In January 2000, Dalton left Sydney and moved to a farm on the outskirts of the village of Morongla (near Cowra in central west New South Wales) with his girlfriend, writer Lucy Lehmann. He closed the Half A Cow bookshop (in January 1998), but continued to run the record label from the farm, while working on a new album. Dalton and Lehmann ended their relationship in April 2003, and Dalton continued to work on the album, setting himself a deadline of his 40th birthday for its recording. The album, titled Home of the Big Regret, was recorded between July and November 2004 with a folk-rock and bluegrass band Dalton called the Gloomchasers. Despite their break-up, Lehmann remained involved with the album, having co-written several of the songs and writing the liner notes for the album. A second album Play All Night was released in December 2010 and the band continued to play - with a revolving line-up - until November 2019.

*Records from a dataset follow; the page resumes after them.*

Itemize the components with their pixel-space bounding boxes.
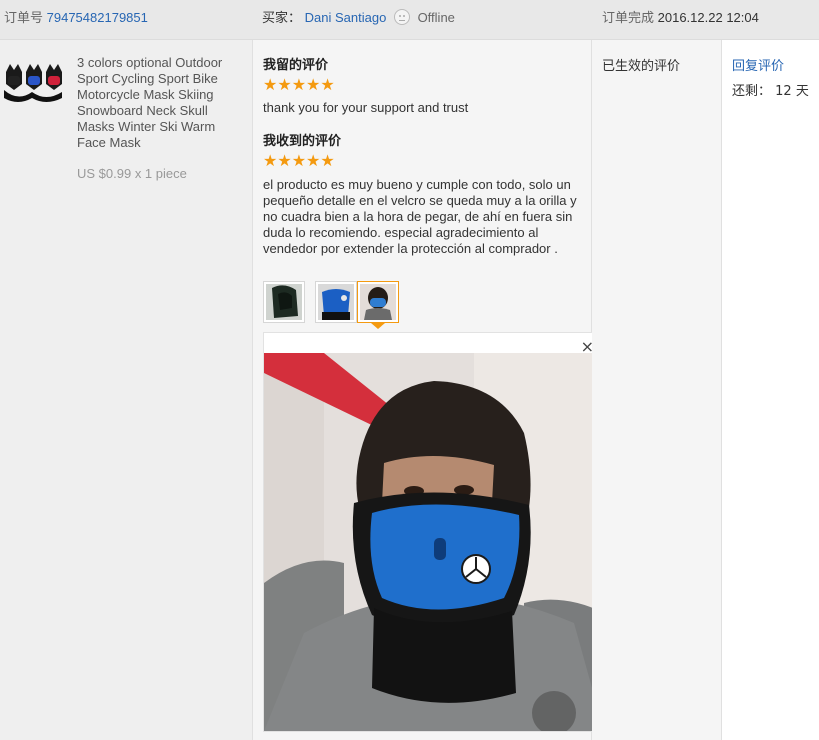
actions-column: 回复评价 还剩： 12 天 xyxy=(722,40,819,740)
star-icon: ★ xyxy=(263,151,278,170)
received-review-text: el producto es muy bueno y cumple con to… xyxy=(263,177,577,256)
star-icon: ★ xyxy=(320,75,335,94)
order-completed-time: 2016.12.22 12:04 xyxy=(657,10,759,25)
order-header: 订单号 79475482179851 买家： Dani Santiago Off… xyxy=(0,0,819,40)
my-review-text: thank you for your support and trust xyxy=(263,100,469,115)
remaining-time: 还剩： 12 天 xyxy=(732,80,809,99)
review-status: 已生效的评价 xyxy=(602,59,681,74)
buyer-label: 买家： xyxy=(262,10,302,25)
remaining-value: 12 天 xyxy=(775,84,809,99)
product-thumbnail[interactable] xyxy=(4,62,62,102)
received-review-label: 我收到的评价 xyxy=(263,134,342,149)
star-icon: ★ xyxy=(306,151,321,170)
status-column: 已生效的评价 xyxy=(592,40,722,740)
my-review-label: 我留的评价 xyxy=(263,58,329,73)
my-review-rating: ★★★★★ xyxy=(263,77,335,93)
product-title[interactable]: 3 colors optional Outdoor Sport Cycling … xyxy=(77,55,247,151)
offline-status-icon xyxy=(393,9,410,25)
order-completed-cell: 订单完成 2016.12.22 12:04 xyxy=(602,7,759,26)
review-photo-large xyxy=(264,353,604,731)
ski-mask-product-image xyxy=(4,64,62,102)
review-column: 我留的评价 ★★★★★ thank you for your support a… xyxy=(252,40,605,740)
order-completed-label: 订单完成 xyxy=(602,10,655,25)
star-icon: ★ xyxy=(277,151,292,170)
reply-review-link[interactable]: 回复评价 xyxy=(732,55,784,74)
selected-photo-pointer xyxy=(371,323,385,329)
star-icon: ★ xyxy=(291,151,307,170)
photo-thumb-1[interactable] xyxy=(263,281,305,323)
product-price: US $0.99 x 1 piece xyxy=(77,166,187,181)
star-icon: ★ xyxy=(306,75,321,94)
order-number-label: 订单号 xyxy=(4,10,44,25)
order-number-cell: 订单号 79475482179851 xyxy=(4,7,148,26)
buyer-status: Offline xyxy=(417,10,455,25)
star-icon: ★ xyxy=(277,75,292,94)
remaining-label: 还剩： xyxy=(732,84,772,99)
received-review-rating: ★★★★★ xyxy=(263,153,335,169)
buyer-name-link[interactable]: Dani Santiago xyxy=(305,10,387,25)
star-icon: ★ xyxy=(291,75,307,94)
photo-thumb-face-mask xyxy=(360,284,396,320)
order-number-link[interactable]: 79475482179851 xyxy=(47,10,148,25)
star-icon: ★ xyxy=(320,151,335,170)
star-icon: ★ xyxy=(263,75,278,94)
product-column: 3 colors optional Outdoor Sport Cycling … xyxy=(0,40,252,740)
photo-thumb-dark-mask xyxy=(266,284,302,320)
photo-thumb-blue-mask xyxy=(318,284,354,320)
photo-thumb-2[interactable] xyxy=(315,281,357,323)
buyer-cell: 买家： Dani Santiago Offline xyxy=(262,7,455,26)
photo-thumb-3[interactable] xyxy=(357,281,399,323)
photo-viewer: × xyxy=(263,332,605,732)
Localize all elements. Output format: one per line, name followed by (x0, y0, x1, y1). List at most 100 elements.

Dalton joined Ratcat on bass guitar in 1998.

After a year in Melbourne, Dalton moved back to Sydney in 2006 and formed a new line-up of the Gloomchasers, as well as joining lounge act the Handlebars. In 2011 he formed a "bubblegum band for kids" called The Sticker Club with Alison Galloway, Ben Whitten, Nellie Afford, Damien 'Dizzi' Cassidy and Ruby Firmstone. Their album Scratch 'n Sniff was a joint release by ABC Kids and Half A Cow Records. Dalton also released two albums, in 2015 and 2017, under the name Chewee.

==Documentary==

Melbourne film maker Jarrad Kennedy is completing a documentary about Dalton, covering his work as a musician and label boss for Half A Cow. If It's Catchy, It Means You Stole It has no set release date.